Sustainable Water Markets Fall Seminar

This course provides students with an overview of water markets and the role of water law, policy, science, and the broader context in which water markets operate. Bren faculty, fellows, alumni, and guest speakers associated with the Sustainable Water Markets Program guide students in discussions of relevant readings and case studies that highlight the role of water markets in water policy and their potential for improving water reliability, quality, and the environment.

Water Law
This class is designed to provide an introduction to water law for non-lawyers. The course considers state and federal laws respecting water allocation, development, and conservation. More specifically, the course will address: California law governing the allocation of water rights; public rights in the use and conservation of water; allocation of water resources between the federal government and states, with a particular focus on the overlap between federal environmental law and state allocation of water rights. The course will also highlight ways non-lawyers can influence legal and political outcomes relating to water law.

Groundwater Management
Groundwater banking and markets are emerging throughout the world as a way to combat groundwater depletion. Because groundwater is often managed differently than surface water, understanding how it is managed and how changing laws and regulations throughout the West might influence future management decisions is essential for SWM fellows understanding of this emerging tool. This class examined the principles and tools for groundwater management and stewardship of groundwater resources in the US, including examples drawn from global groundwater management challenges.

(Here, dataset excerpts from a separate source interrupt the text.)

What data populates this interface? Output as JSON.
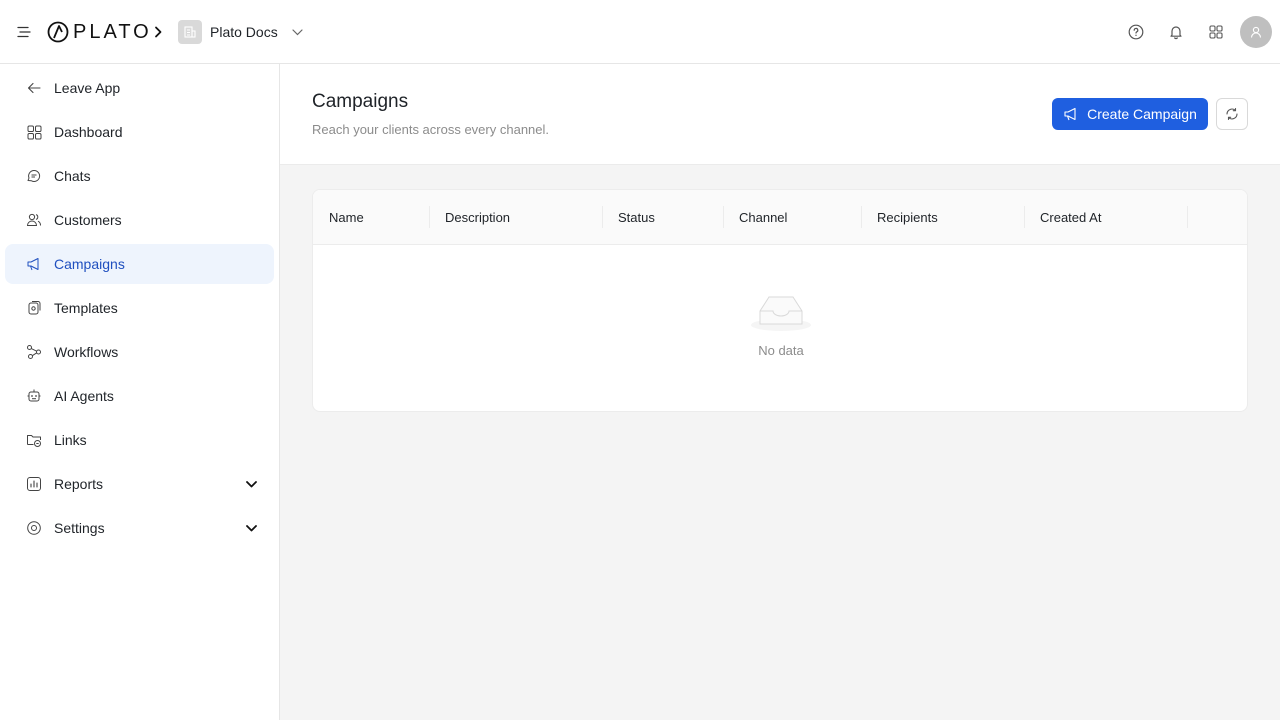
{
  "header": {
    "logo_text": "PLATO",
    "workspace_name": "Plato Docs",
    "icons": [
      "menu-fold-icon",
      "help-icon",
      "bell-icon",
      "apps-grid-icon",
      "user-avatar-icon"
    ]
  },
  "sidebar": {
    "items": [
      {
        "label": "Leave App",
        "icon": "arrow-left-icon"
      },
      {
        "label": "Dashboard",
        "icon": "dashboard-icon"
      },
      {
        "label": "Chats",
        "icon": "chat-icon"
      },
      {
        "label": "Customers",
        "icon": "users-icon"
      },
      {
        "label": "Campaigns",
        "icon": "megaphone-icon",
        "active": true
      },
      {
        "label": "Templates",
        "icon": "templates-icon"
      },
      {
        "label": "Workflows",
        "icon": "workflow-icon"
      },
      {
        "label": "AI Agents",
        "icon": "ai-agent-icon"
      },
      {
        "label": "Links",
        "icon": "link-folder-icon"
      },
      {
        "label": "Reports",
        "icon": "report-icon",
        "expandable": true
      },
      {
        "label": "Settings",
        "icon": "settings-icon",
        "expandable": true
      }
    ]
  },
  "page": {
    "title": "Campaigns",
    "subtitle": "Reach your clients across every channel.",
    "create_label": "Create Campaign"
  },
  "table": {
    "columns": [
      "Name",
      "Description",
      "Status",
      "Channel",
      "Recipients",
      "Created At"
    ],
    "empty_text": "No data"
  },
  "colors": {
    "primary": "#1f5fe0",
    "active_bg": "#eef4fd",
    "active_text": "#1f4fbf"
  }
}
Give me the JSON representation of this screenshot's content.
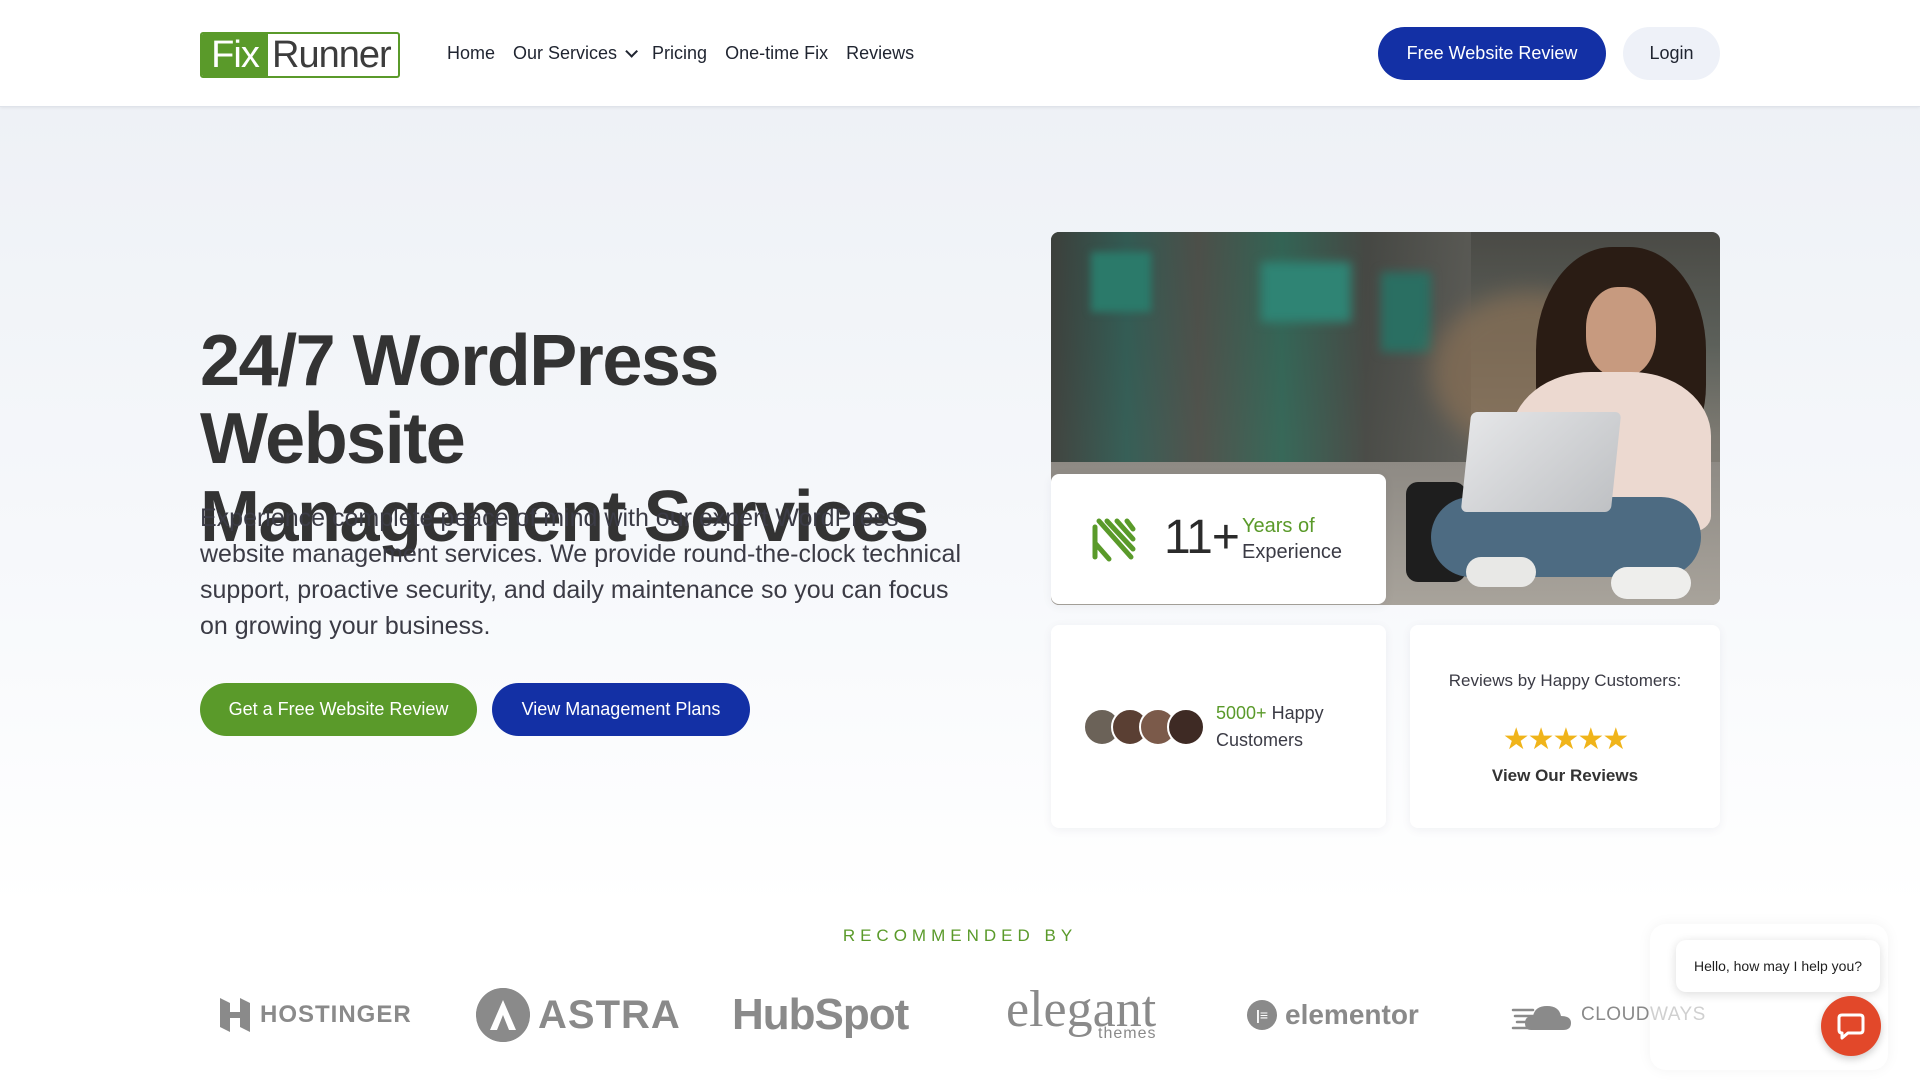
{
  "brand": {
    "logo_fix": "Fix",
    "logo_runner": "Runner",
    "green": "#5a9a2a",
    "blue": "#1330a5"
  },
  "nav": {
    "items": [
      "Home",
      "Our Services",
      "Pricing",
      "One-time Fix",
      "Reviews"
    ]
  },
  "header": {
    "review_button": "Free Website Review",
    "login_button": "Login"
  },
  "hero": {
    "title_line1": "24/7 WordPress Website",
    "title_line2": "Management Services",
    "description": "Experience complete peace of mind with our expert WordPress website management services. We provide round-the-clock technical support, proactive security, and daily maintenance so you can focus on growing your business.",
    "primary_button": "Get a Free Website Review",
    "secondary_button": "View Management Plans"
  },
  "stats": {
    "experience_number": "11+",
    "experience_label1": "Years of",
    "experience_label2": "Experience",
    "customers_count": "5000+",
    "customers_label1": "Happy",
    "customers_label2": "Customers",
    "reviews_title": "Reviews by Happy Customers:",
    "stars": "★★★★★",
    "rating_stars": 5,
    "reviews_link": "View Our Reviews"
  },
  "recommended": {
    "label": "RECOMMENDED BY",
    "partners": [
      "HOSTINGER",
      "ASTRA",
      "HubSpot",
      "elegant",
      "themes",
      "elementor",
      "CLOUDWAYS"
    ]
  },
  "chat": {
    "greeting": "Hello, how may I help you?",
    "icon": "chat-icon",
    "color": "#e2482a"
  }
}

Environmental Water Transactions Workshop
The Environmental Water Transactions workshop, taught by Bruce Aylward, managing director of AMP Insights, includes the theory and practice of using water rights transactions to reallocate existing water rights to environmental purposes. The course walks students through the background and fundamental steps of designing a water transaction, using case studies from the Pacific Northwest and other western states. Students then learn about broader water market institutions such as water auctions, groundwater banks, and water banking strategies.

Challenge of Science Leadership
The Challenge of Science Leadership was designed by the Barefoot Thinking Group and focuses on effective tools and techniques that early career science professionals can employ to enhance individual effectiveness as leaders within their diverse collaborative and individual professional endeavors. The highly interactive course draws on individual's unique experiences to unlock effective tactics for: thinking strategically (from engaging different thinking styles, to creative thinking around scoping, scoping, analyzing, visioning, and innovating); influencing behavior (from leadership styles and giving feedback); and enabling action (from time tactics to visualizing networks, to action planning around big ideas).

Systems Thinking
This workshop explores the core concepts and tools of systems thinking and how they can be applied to our daily lives through simulation games, experiential learning and interactive discussions. Through a group simulation, students learn the Iceberg Model — going from event, pattern of behavior, structure, mental model to shared vision — to help us identify and enact high-leverage interventions in a social system. The class learns how a system’s structure determines its behavior by exploring the fundamental modes of dynamic behavior: exponential growth, goal seeking, oscillation, limits to growth, and overshoot and collapse. These are basic building blocks for understanding dynamic complex systems.